EDITION: April - June 2022

Changes to the Tax Declaration of Foreign Assets

By Armin Gutschick & Anja Sämann-Gutschick
With Law 5/2022, which was published in the Official Gazette ("BOIB") on 10 March, 2022, the legislature has adapted the controversial tax form 720 to European law. About 10 years ago, the form ("modelo") 720 was introduced in Spain with the aim of forcing Spanish tax residents to disclose assets located abroad. Since then, all tax residents have been called upon to report information about their accounts with foreign banks, shares of stock and real estate assets. However, this only applied if the value of one of these three asset classes exceeded 50,000 euros.

Failure to submit this declaration on time, or to file incorrect information, has resulted in significant penalties: There were fixed fines ranging from 100 to 5,000 euros for incorrect information, and in the worst cases there were further fines of up to 150% of the tax liability. In some cases this meant that the taxes to be paid were higher than the value of the assets which were not declared. From the beginning, the tax form 720 - with its catalogue of fines and no statute of limitations on tax liability - was very controversial in Spain and at EU level.

The Court of Justice of the European Union (CJEU) ruled at the end of January 2022, that some of the obligations contained in this form are in breach of European laws. The ruling said that the fines for taxpayers as stated in the sanction regulations of Form 720, are excessive and violate the principle of the free movement of capital. In addition, failure to report assets results in undeclared income being taxed as unjustified capital gains, without the taxpayer being able to invoke the four year statute of limitations otherwise applicable in Spain.

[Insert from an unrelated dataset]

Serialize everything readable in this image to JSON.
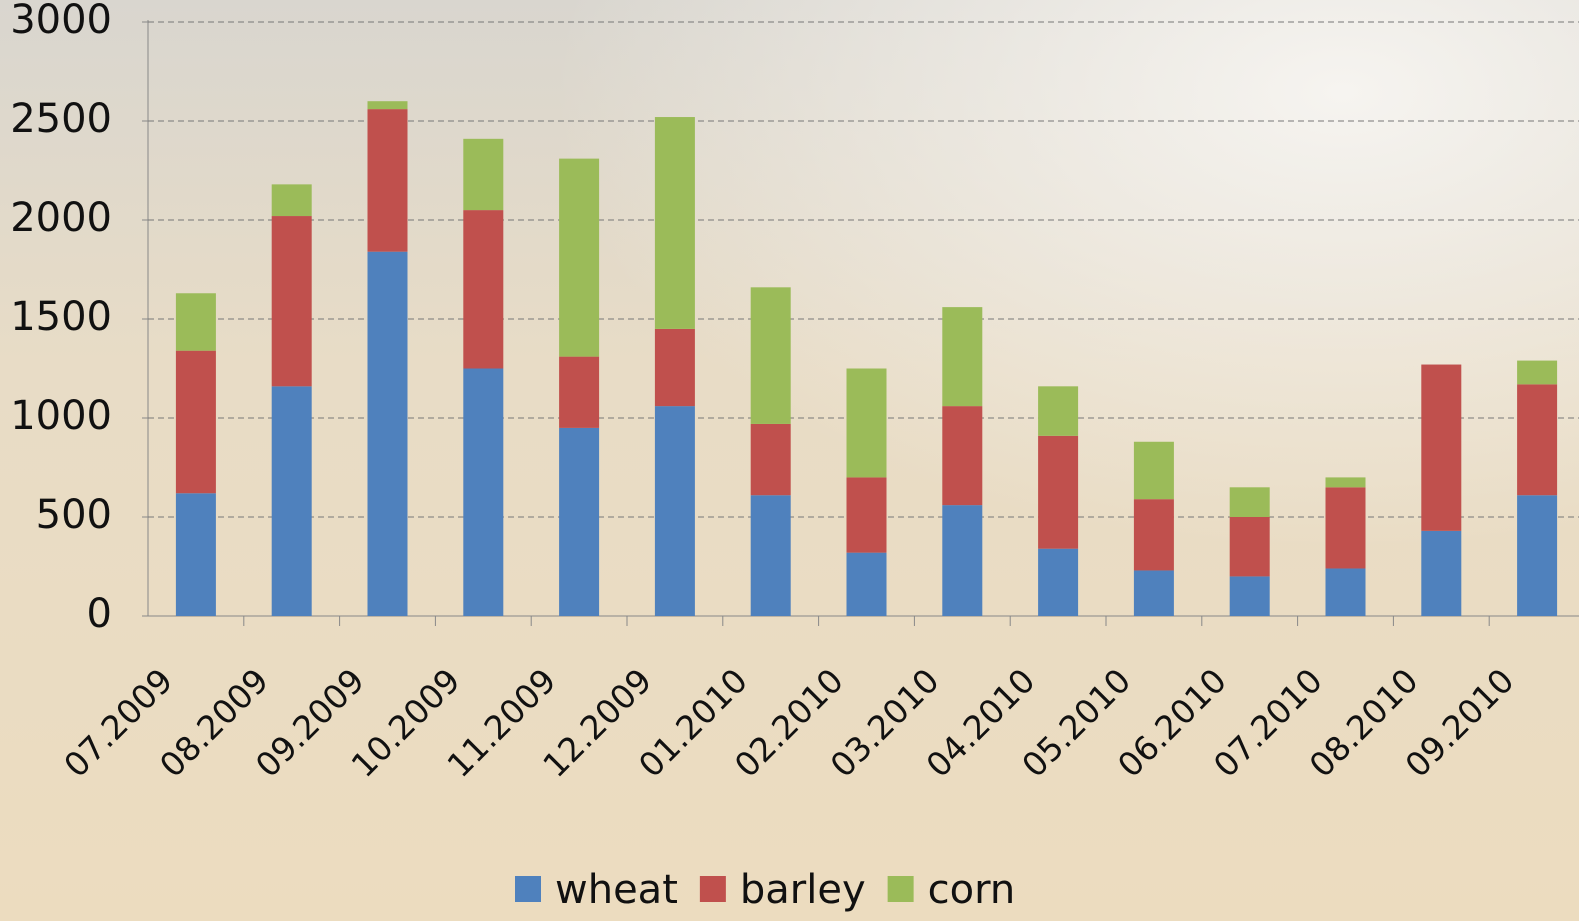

Finally, the CJEU states that the amount of the fines imposed is disproportionate to the sanctions generally provided for by the laws of Spain for similar infringements.

Tax form 720 has now been amended by Law 5/2022 in two key points: 
1) The disproportionately high fines are eliminated.
The previous sanction regulations, which provided for fixed fines for each violation and a penalty of up to 150%, are replaced by the regulations of the General Tax Code.
2) The 720 tax model is now subject to the statute of limitations of general tax law, which means that any tax debts become barred by statute after four years. However, it should be noted that the duty of tax residents to report foreign assets abroad has been retained. The CJEU did not question the obligation to submit Form 720. The tax return for the previous year must be submitted by the end of March of the following year at the latest.

According to some tax advisors, a taxpayer who did not previously declare foreign assets due to the high fines, can do this now after the change of law. They need to file tax form 720 for the four previous years in addition to the current year. Since the CJEU ruling, taxpayers have been able to reclaim part of the fines that were un awfully paid in the past. If administrative proceedings are still ongoing, the fines can be challenged with reference to the CJEU ruling and taxes can be reclaimed if they are barred by the statute of limitations. With regard to proceedings that have already been completed, taxpayers can assert a claim for repayment via state liability ("responsabilidad patrimonial del estadolegislador").